Even American Jews who favor Jewish marriage over interfaith would not likely deny any interfaith couple the civil right to marry. And yet, the people proposing or supporting this new constitutional amendment would make certain that thousands of their peers never have such rights and, moreover, would strip them of important civil rights already duly conferred by California law. Like the brothers of Zelophehad, they stand for their privilege, and willingly put restrictions on the lives of other people.

What motivates a drive to amend a constitution now dedicated to fairness and equality into one that recreates a true second-class citizenry? How do these proponents benefit? Just as race laws did in America, such proposals galvanize emotionally motivated and fear-based voters into a firm voter base for leaders with other economic and power agendas. We need only look at the long history of anti-Semitism to remind ourselves that we’ve seen all this before.

This last Torah portion in the Book of Numbers concerns itself largely with the establishment and maintenance of boundaries as the Israelites prepare to move into the land of Canaan after their 40 years in the wilderness.
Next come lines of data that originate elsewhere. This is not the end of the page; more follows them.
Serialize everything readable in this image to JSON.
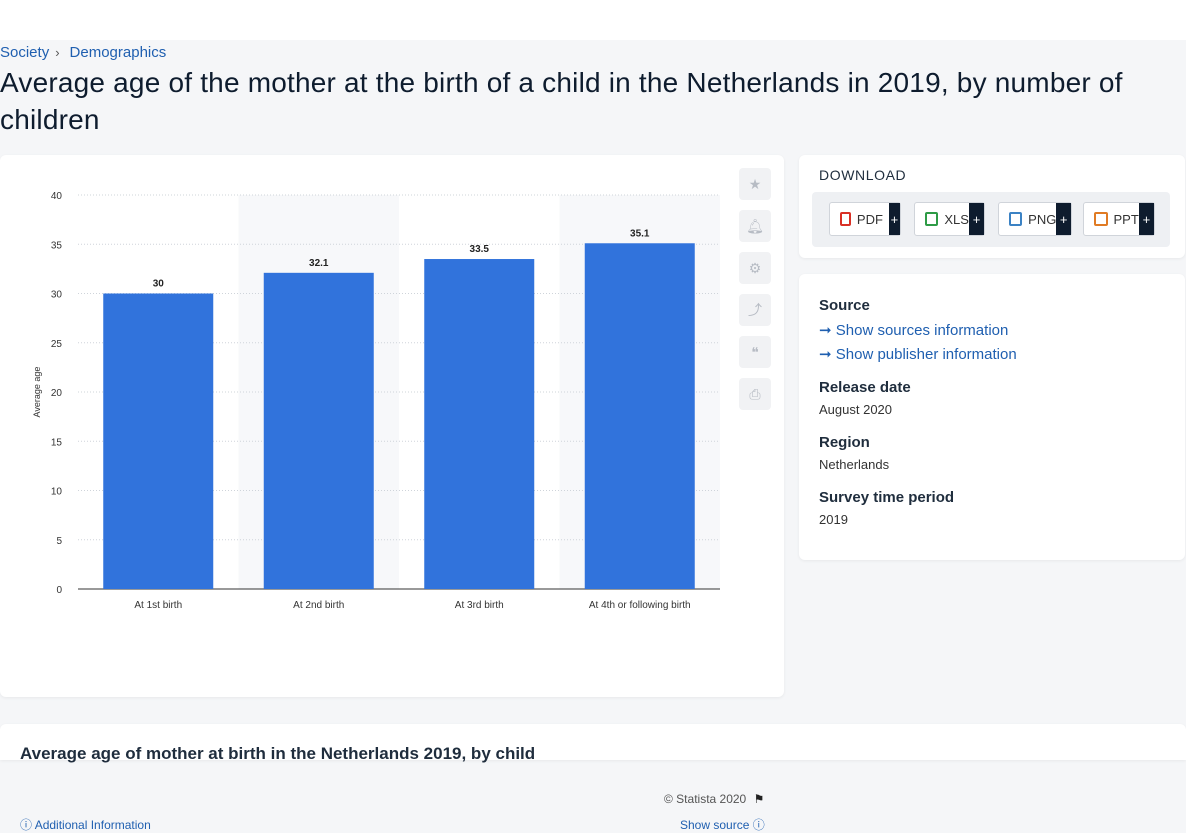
{
  "breadcrumb": [
    "Society",
    "Demographics"
  ],
  "title": "Average age of the mother at the birth of a child in the Netherlands in 2019, by number of children",
  "chart_data": {
    "type": "bar",
    "categories": [
      "At 1st birth",
      "At 2nd birth",
      "At 3rd birth",
      "At 4th or following birth"
    ],
    "values": [
      30,
      32.1,
      33.5,
      35.1
    ],
    "value_labels": [
      "30",
      "32.1",
      "33.5",
      "35.1"
    ],
    "ylabel": "Average age",
    "ylim": [
      0,
      40
    ],
    "yticks": [
      "0",
      "5",
      "10",
      "15",
      "20",
      "25",
      "30",
      "35",
      "40"
    ],
    "bar_color": "#3173dc",
    "grid": true
  },
  "chart_footer": {
    "copyright": "© Statista 2020",
    "additional_info": "Additional Information",
    "show_source": "Show source"
  },
  "tools": [
    "star-icon",
    "bell-icon",
    "gear-icon",
    "share-icon",
    "quote-icon",
    "print-icon"
  ],
  "download": {
    "title": "DOWNLOAD",
    "buttons": [
      {
        "label": "PDF",
        "color": "#d93025"
      },
      {
        "label": "XLS",
        "color": "#2e9b46"
      },
      {
        "label": "PNG",
        "color": "#3b82c4"
      },
      {
        "label": "PPT",
        "color": "#e07b24"
      }
    ],
    "plus": "+"
  },
  "meta": {
    "source_heading": "Source",
    "show_sources": "Show sources information",
    "show_publisher": "Show publisher information",
    "release_heading": "Release date",
    "release_value": "August 2020",
    "region_heading": "Region",
    "region_value": "Netherlands",
    "survey_heading": "Survey time period",
    "survey_value": "2019"
  },
  "bottom_heading": "Average age of mother at birth in the Netherlands 2019, by child"
}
God-given geographic boundaries, inheritance rights, appointment (not election) of leaders, provision for the establishment of sanctuary cities (six cities are needed in order to protect the lives of people who kill unintentionally, lest they be killed by avengers) — all contribute to a rather rigid atmosphere.

For a people who has lived in the wilderness and moved 42 times in 40 years (Rashi on Numbers 33), knowing as they do that Moses — their leader for all 40 years — is about to die, we can perhaps understand the desire (even God feels it) to get everything firmly in place as the Israelites prepare for entry into the Promised Land. But in our day, cui bono — to whose advantage is it to deny or remove (or even propose removing) rights from certain citizens? In our day, what’s our excuse?

Lisa Edwards is rabbi at Beth Chayim Chadashim — House of New Life — in Los Angeles.